Mr. Chatterbox takes the opposite approach: train only on text that is definitively, unambiguously in the public domain. The project pulled 28,000+ Victorian-era books from the British Library — texts published between 1837 and 1899, all of which cleared copyright by a wide margin regardless of jurisdiction. The result is a 340M-parameter model built with Andrej Karpathy’s nanochat framework, sitting at 2.05GB on disk, trained on 2.93 billion tokens.

It does not produce useful responses. Simon Willison describes the outputs as closer to Markov chains than coherent language understanding, and his diagnosis points directly at the Chinchilla scaling laws: for 340M parameters, the compute-optimal training volume is somewhere around 6.8 billion tokens. At 2.93B tokens, the model is roughly 60% of the way to its compute-optimal point. Willison estimates it needs 4x more training data to feel like a useful conversational partner.

The problem is that 4x more public-domain text is hard to come by at this quality level. The British Library corpus already represents a substantial slice of what’s available in clean, digitized, Victorian-era English. To get another 10–12 billion tokens of similar-vintage public domain text, you’d need to aggregate across Project Gutenberg, the Internet Archive’s pre-1928 holdings, and other digitization projects — and even then, you’d be reaching the ceiling of what’s available, not just from one source but from all of them combined.

That ceiling reveals something specific about what modern LLMs actually require. The capability gap between a model trained on public domain Victorian prose and a model trained on 2024 internet text isn’t purely about scale. It’s also about distribution. Conversational patterns, instruction-following norms, technical vocabulary, code, and current events are not well-represented in texts written before the telephone existed. A model trained exclusively on Victorian novels will not learn what a function signature is, what “summarize this” means, or how to answer a question in the imperative register that instruction-tuned models internalize.
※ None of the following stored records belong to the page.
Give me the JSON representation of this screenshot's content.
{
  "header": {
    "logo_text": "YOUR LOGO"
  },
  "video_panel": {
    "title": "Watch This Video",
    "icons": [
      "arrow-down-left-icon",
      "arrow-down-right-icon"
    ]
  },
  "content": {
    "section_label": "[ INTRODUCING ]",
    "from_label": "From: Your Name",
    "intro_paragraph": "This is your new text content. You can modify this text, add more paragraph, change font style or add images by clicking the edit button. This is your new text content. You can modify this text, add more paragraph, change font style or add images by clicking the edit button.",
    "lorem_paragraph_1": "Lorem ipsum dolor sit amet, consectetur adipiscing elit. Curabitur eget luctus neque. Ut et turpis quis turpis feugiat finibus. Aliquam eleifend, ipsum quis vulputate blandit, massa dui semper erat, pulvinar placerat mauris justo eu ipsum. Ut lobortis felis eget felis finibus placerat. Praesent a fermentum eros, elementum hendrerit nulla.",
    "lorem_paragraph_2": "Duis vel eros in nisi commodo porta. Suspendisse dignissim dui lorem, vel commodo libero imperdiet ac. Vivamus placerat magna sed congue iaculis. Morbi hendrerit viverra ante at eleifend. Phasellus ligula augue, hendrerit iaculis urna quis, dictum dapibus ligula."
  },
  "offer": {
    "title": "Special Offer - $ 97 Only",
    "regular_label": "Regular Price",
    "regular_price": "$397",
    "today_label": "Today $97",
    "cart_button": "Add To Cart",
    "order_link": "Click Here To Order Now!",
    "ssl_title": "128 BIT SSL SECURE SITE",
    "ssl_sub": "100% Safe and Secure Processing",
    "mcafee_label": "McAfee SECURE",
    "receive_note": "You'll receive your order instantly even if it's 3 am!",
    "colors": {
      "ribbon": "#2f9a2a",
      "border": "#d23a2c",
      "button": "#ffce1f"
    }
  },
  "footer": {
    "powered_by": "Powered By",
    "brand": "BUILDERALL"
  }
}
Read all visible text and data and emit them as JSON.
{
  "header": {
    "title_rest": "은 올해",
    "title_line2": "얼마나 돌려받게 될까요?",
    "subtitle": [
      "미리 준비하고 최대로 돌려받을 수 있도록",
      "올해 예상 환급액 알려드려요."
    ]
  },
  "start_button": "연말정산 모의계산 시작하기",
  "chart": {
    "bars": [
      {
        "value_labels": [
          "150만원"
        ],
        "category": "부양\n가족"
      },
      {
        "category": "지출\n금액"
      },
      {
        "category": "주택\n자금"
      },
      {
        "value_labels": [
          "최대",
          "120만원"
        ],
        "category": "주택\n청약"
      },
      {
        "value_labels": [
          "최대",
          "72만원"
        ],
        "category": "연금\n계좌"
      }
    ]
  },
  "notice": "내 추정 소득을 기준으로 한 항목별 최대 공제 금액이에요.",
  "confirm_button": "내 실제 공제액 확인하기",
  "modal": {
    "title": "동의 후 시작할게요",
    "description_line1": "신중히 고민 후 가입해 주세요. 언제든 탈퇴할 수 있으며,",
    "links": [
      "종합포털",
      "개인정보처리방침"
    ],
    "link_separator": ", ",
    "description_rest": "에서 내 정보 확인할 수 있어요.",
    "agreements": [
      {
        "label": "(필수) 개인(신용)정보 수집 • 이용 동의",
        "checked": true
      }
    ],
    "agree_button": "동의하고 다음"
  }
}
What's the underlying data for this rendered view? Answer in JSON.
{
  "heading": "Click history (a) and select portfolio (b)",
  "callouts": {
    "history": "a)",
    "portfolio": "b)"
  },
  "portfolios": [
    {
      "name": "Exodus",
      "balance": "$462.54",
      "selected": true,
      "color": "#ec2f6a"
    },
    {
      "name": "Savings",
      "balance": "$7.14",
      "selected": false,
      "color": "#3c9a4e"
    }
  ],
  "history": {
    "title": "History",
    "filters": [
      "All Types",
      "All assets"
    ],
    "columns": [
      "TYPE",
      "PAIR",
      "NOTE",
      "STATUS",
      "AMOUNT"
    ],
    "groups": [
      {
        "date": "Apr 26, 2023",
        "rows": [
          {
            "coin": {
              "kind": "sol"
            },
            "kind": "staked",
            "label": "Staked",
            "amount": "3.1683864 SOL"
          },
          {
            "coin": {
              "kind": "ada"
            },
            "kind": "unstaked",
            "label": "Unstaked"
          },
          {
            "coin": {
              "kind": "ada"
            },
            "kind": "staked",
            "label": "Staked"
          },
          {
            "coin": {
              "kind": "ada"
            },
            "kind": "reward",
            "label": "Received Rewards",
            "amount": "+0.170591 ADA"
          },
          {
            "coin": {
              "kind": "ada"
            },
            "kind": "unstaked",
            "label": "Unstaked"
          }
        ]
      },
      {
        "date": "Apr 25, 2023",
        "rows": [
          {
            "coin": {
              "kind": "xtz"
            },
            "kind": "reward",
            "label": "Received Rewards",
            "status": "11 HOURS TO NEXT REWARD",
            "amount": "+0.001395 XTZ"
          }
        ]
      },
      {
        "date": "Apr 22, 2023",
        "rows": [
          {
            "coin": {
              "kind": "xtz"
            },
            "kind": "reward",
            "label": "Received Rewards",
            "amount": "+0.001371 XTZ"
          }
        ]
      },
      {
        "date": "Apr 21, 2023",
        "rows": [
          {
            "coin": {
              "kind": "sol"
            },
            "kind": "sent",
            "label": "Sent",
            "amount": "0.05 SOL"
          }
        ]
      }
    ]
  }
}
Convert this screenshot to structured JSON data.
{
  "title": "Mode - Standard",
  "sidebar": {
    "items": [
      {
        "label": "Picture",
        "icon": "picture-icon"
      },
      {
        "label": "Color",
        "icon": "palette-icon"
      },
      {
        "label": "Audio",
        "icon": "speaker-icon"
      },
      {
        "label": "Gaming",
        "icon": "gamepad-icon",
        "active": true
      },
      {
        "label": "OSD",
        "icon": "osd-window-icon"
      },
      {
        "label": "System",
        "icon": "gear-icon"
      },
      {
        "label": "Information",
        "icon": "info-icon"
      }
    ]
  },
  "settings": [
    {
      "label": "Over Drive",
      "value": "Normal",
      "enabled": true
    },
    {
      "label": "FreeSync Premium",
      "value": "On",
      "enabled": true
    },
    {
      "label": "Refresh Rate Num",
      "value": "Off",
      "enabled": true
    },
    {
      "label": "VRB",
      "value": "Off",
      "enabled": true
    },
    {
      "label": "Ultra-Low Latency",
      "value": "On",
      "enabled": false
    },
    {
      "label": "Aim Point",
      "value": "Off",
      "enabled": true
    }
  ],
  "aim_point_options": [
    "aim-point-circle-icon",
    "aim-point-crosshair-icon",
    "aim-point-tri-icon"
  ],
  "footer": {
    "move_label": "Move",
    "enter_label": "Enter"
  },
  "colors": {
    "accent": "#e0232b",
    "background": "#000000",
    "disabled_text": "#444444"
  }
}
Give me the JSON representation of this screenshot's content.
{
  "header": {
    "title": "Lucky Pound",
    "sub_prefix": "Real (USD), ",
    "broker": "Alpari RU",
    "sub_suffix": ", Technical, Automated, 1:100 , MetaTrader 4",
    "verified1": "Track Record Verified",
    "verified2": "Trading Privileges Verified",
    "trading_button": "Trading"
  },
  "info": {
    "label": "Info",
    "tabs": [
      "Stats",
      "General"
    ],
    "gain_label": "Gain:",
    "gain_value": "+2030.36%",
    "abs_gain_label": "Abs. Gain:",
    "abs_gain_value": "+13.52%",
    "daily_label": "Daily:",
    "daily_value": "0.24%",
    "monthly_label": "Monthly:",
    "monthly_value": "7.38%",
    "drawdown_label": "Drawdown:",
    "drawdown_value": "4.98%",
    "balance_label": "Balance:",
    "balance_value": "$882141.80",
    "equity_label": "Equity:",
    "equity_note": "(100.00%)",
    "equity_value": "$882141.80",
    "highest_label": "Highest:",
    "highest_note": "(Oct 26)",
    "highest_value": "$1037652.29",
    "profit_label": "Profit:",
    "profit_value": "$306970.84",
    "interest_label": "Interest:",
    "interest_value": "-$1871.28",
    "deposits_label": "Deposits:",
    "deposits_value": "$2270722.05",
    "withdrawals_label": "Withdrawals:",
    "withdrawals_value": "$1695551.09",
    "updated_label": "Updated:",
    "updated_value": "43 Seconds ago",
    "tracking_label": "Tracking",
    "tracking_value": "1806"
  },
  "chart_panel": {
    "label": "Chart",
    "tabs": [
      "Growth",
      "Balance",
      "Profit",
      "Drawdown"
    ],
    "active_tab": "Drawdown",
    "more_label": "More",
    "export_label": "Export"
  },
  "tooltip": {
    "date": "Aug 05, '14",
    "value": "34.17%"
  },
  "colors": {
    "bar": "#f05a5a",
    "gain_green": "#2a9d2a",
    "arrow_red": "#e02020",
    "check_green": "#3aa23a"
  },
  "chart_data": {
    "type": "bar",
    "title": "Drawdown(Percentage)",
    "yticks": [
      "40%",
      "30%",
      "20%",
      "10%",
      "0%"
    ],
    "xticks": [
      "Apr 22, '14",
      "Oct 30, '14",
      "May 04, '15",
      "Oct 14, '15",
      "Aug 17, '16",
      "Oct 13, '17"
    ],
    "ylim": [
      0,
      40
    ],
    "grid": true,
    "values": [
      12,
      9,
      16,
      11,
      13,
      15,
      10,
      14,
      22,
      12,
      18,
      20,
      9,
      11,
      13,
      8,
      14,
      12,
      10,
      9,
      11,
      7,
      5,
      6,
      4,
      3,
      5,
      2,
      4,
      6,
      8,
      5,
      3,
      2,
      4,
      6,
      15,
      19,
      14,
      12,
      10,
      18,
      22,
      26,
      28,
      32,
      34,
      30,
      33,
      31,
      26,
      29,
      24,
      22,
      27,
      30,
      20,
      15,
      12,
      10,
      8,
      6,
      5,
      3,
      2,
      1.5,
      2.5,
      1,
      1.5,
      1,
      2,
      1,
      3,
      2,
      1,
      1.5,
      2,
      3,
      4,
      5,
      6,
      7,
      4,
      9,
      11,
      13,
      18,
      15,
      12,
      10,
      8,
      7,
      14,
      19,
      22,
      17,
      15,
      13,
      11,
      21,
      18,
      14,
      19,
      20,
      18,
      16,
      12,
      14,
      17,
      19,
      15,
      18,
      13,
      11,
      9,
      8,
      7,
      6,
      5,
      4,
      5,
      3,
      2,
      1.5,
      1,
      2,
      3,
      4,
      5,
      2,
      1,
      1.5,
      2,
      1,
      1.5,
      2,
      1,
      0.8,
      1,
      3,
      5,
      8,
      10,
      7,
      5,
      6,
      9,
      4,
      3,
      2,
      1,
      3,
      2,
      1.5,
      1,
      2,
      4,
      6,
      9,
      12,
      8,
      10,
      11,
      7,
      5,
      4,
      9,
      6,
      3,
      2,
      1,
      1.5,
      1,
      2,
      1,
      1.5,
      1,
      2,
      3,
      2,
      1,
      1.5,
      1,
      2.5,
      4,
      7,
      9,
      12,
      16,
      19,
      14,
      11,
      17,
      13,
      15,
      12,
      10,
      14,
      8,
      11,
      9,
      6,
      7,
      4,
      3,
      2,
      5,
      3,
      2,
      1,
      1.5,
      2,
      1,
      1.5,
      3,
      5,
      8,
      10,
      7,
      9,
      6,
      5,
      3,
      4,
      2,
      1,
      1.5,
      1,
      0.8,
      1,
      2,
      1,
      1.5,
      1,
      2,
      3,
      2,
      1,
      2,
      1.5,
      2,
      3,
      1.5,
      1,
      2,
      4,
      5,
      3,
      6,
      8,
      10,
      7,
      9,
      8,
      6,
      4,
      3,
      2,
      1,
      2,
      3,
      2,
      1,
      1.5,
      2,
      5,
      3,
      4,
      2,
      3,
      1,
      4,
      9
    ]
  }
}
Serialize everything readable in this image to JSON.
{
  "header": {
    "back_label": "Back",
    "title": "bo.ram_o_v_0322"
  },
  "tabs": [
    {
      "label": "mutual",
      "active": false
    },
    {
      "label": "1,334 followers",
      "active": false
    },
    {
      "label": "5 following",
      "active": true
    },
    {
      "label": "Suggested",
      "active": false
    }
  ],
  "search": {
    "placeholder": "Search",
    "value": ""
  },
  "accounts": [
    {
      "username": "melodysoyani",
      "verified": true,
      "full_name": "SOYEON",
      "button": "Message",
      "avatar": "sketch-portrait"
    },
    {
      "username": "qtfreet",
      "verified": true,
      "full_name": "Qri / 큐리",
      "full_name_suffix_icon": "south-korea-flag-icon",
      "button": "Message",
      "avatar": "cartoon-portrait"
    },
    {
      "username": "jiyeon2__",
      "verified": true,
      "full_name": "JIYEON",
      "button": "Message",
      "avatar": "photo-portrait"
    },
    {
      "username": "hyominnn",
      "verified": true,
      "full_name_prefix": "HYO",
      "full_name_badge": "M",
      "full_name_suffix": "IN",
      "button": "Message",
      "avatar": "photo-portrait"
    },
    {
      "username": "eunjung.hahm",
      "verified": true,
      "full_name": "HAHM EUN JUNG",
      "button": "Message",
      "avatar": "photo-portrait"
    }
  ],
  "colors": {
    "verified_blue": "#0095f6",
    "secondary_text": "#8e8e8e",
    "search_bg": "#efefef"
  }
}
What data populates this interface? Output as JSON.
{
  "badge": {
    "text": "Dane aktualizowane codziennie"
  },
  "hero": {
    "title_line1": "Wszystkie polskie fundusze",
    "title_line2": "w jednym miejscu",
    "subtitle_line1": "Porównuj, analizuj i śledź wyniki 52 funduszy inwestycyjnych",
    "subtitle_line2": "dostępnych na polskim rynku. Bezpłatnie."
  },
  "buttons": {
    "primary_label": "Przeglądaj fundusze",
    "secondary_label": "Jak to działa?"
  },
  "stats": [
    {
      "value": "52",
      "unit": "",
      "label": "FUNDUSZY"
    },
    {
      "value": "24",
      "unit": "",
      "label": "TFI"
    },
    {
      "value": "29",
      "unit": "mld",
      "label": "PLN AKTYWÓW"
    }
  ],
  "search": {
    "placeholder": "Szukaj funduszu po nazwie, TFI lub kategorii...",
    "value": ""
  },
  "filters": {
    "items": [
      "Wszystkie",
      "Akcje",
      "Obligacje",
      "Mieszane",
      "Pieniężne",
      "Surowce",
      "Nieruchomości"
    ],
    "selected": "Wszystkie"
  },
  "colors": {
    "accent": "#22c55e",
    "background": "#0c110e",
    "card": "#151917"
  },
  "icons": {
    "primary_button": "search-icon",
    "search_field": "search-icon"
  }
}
This is a useful constraint to examine directly rather than handwave. The copyright-clean floor for LLM training exists but is much lower than the copyright-ambiguous ceiling that frontier labs train against. The difference isn’t trivial: it’s roughly the difference between a model that can generate plausible Victorian-flavored text and one that can help you debug code.

There’s a narrower version of this project that could be genuinely useful: a domain-specific model trained on public domain scientific texts, historical primary sources, or classical literature — where the distribution mismatch with the deployment domain is smaller. A model trained to assist with research on 19th-century British texts, trained on those very texts, would face a much less severe gap between training distribution and use case.

At 340M parameters and 2.93B tokens, Mr. Chatterbox is not that model. But it is an honest experiment with honest documentation of its limits, which is rarer than it sounds.